2005-06-02 (Submitted: Mon, 2005-06-06 14:07) categories: Articles
Authors: By Peter Lavelle

The Washington Times

United Press International's Moscow correspondent Peter Lavelle engages Russia experts Dale Herspring, Eric Kraus, Ira Straus, Vlad Sobell, Peter Rutland, Ethan Burger, and Vladimir Frolov on how the current political crisis in Europe will affect EU-Russia relations. The following are excerpts.


UPI. France and the Netherlands have resoundingly voted down the European Union Constitution. The political fallout for the future of the EU has only started. Is this a concern for Russian foreign policy?


Dale Herspring, professor of political science, Kansas State University. "For the Russians, I think the vote in France and Netherlands is good news, very good news! If I were Vladimir Putin, I would be dancing the floors of the Kremlin. Why? For two reasons: First, Moscow faced the prospect of dealing with a much more unified EU at a time when it is still trying to make its economy competitive, trying to establish political stability and create something resembling democracy Russian style. Second, assuming Paris and Berlin dominated the more unified EU, Putin would have found it more difficult to run two foreign policies -- one toward Washington and the other toward Paris and Berlin. Now, however, he is under far less pressure to conform to EU policy."


Eric Kraus, chief strategist, Sovlink Securities, Moscow. "The larger European countries, France in particular, will ... have to find another means to continue their long tradition of punching above their class -- they are almost certain to repatriate the setting of foreign policy from Brussels. Russia will be of overriding importance to "Old Europe". For France, a closer alliance with Russia might allow the illusion of French geopolitical importance to be maintained for a while longer. Certainly, given the shortsighted and narcissistic U.S. policy toward Russia, those countries refusing a unipolar world run from Washington will be keen to fill the diplomatic breach. For Germany (and to a lesser extent, Italy and Spain) it is a matter of vital imperatives. Russia is not only the key energy supplier, without whom Germany freezes in the dark, but it is also the largest, deepest and most liquid export market for Germany, and vitally, does not compete with German enterprises."
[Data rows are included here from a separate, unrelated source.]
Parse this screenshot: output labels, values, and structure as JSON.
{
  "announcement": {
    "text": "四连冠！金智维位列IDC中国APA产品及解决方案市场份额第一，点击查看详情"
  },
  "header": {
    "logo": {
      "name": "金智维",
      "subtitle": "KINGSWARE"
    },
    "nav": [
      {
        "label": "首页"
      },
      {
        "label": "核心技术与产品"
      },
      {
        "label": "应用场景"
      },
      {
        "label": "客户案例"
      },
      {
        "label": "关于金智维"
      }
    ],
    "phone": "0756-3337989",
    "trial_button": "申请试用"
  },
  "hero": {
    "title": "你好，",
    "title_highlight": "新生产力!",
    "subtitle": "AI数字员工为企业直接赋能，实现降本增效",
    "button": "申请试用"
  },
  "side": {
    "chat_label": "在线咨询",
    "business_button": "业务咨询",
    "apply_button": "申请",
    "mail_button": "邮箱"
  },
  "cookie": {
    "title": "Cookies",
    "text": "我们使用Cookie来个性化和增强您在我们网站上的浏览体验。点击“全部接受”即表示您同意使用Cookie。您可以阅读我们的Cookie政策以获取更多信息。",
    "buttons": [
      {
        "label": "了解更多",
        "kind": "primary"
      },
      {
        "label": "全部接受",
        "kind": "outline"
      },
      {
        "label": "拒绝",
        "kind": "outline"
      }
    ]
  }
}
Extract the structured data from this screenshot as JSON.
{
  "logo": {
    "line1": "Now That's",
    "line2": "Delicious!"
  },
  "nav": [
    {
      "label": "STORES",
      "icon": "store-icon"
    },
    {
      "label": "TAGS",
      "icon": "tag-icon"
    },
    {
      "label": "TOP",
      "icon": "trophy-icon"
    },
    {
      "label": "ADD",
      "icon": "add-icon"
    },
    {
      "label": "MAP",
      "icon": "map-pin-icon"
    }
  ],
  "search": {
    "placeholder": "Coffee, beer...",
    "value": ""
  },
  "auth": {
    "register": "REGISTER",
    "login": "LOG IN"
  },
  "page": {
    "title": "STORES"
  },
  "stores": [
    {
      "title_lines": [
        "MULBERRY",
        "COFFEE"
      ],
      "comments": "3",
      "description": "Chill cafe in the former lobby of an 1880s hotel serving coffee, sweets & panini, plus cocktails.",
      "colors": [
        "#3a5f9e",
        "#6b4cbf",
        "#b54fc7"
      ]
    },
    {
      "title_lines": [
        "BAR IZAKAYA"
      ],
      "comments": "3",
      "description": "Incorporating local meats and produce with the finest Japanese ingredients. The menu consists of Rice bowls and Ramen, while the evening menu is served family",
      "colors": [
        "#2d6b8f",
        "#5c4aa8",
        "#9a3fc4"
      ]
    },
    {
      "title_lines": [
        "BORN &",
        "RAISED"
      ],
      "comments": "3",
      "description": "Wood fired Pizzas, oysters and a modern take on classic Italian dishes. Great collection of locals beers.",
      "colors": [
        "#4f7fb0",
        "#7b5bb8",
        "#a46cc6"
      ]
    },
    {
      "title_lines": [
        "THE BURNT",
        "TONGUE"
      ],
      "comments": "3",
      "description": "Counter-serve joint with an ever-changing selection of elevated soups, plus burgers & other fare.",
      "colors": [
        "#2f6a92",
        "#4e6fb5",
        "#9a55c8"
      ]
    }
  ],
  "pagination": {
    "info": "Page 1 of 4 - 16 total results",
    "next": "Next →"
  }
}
Ira Straus, U.S. coordinator of the Committee on Eastern Europe and Russia in NATO. "These realities have not changed. Russia continues to need constructive relations with both the Western countries individually and collectively. If it were to give in to temptation and try to pit the countries against the institutions, its policy would boomerang: any tactical gains would pale before the strategic losses and the distrust it would accumulate. Old Europe would become more like New Europe in its view of Russia and would rush to America for cover. In the end Russia would have to come back again anyway, in worse conditions, to plead for closer relations. It would do better to stay on course in the here and now."


Vlad Sobell, senior economist, Daiwa Research, U.K. "I do not see any reason why Moscow should alter its relations with the European Union, at least in the near term. However, I would suggest that the Kremlin relaxes and enjoys the spectacle. After years of offering Putin unsolicited lectures on how to be democratic, the lecturers themselves are being taken to task by their own populace. The Europeans are tired of their oppressive managed democracy and the lacking checks and balances. They will no longer go along with fraudulent referendums, which are habitually repeated until the establishment gets the 'right answer.'"


Peter Rutland, professor of government, Wesleyan University. "Russia may derive some "schadenfreude" from seeing other nations' politicians screw up. Moscow had warned the European Union against taking in the 10 new eastern members -- and now their reaction could well be 'We told you so,' since the burden of enlargement seems to have tipped the balance of public opinion in France and Holland against approving the new constitution. Such a reaction is shortsighted, however. First, Jacque Chirac and Gerhard Schroeder were Putin's closest allies, and their careers are now over.


"Second, Russia would have found it easier to deal with a more unified Europe, but now that entity will be delayed for another decade, leaving Moscow to cope with the messy reality of the existing EU bureaucracy."


Ethan S. Burger, scholar-in-residence, School of International Service, American University. "It remains premature to assess whether France's and the Netherlands' rejection of the EU Constitution will be 'good for Moscow.' While a more integrated Europe might serve as a counter-balance to U.S. foreign and economic policy, it might also mean the silencing of minority opinions on critical issues.


"From a population perspective, Russia remains the largest 'European' country, but the country's influence is due largely to its role as a supplier to the EU of energy and raw materials. The referenda will not change this situation."


Vladimir Frolov, Fund for Effective Politics, Moscow. "The dramatic votes in France and in the Netherlands to strike down the EU Constitution will not have a negative impact on Russia-EU relationship in the short term. It will continue to lumber on without significant breakthroughs.


"The legal pillars of the relationship -- the Partnership and Cooperation Agreement or PSA, as well as the recently signed Four Spaces -- will stay in place and both sides will go through the motions to mark some incremental progress here or there. What is likely to be adversely affected by the ensuing turmoil in Brussels will be the focus, the concentration and the ability of the EU to come to agreement on issues important to Russia."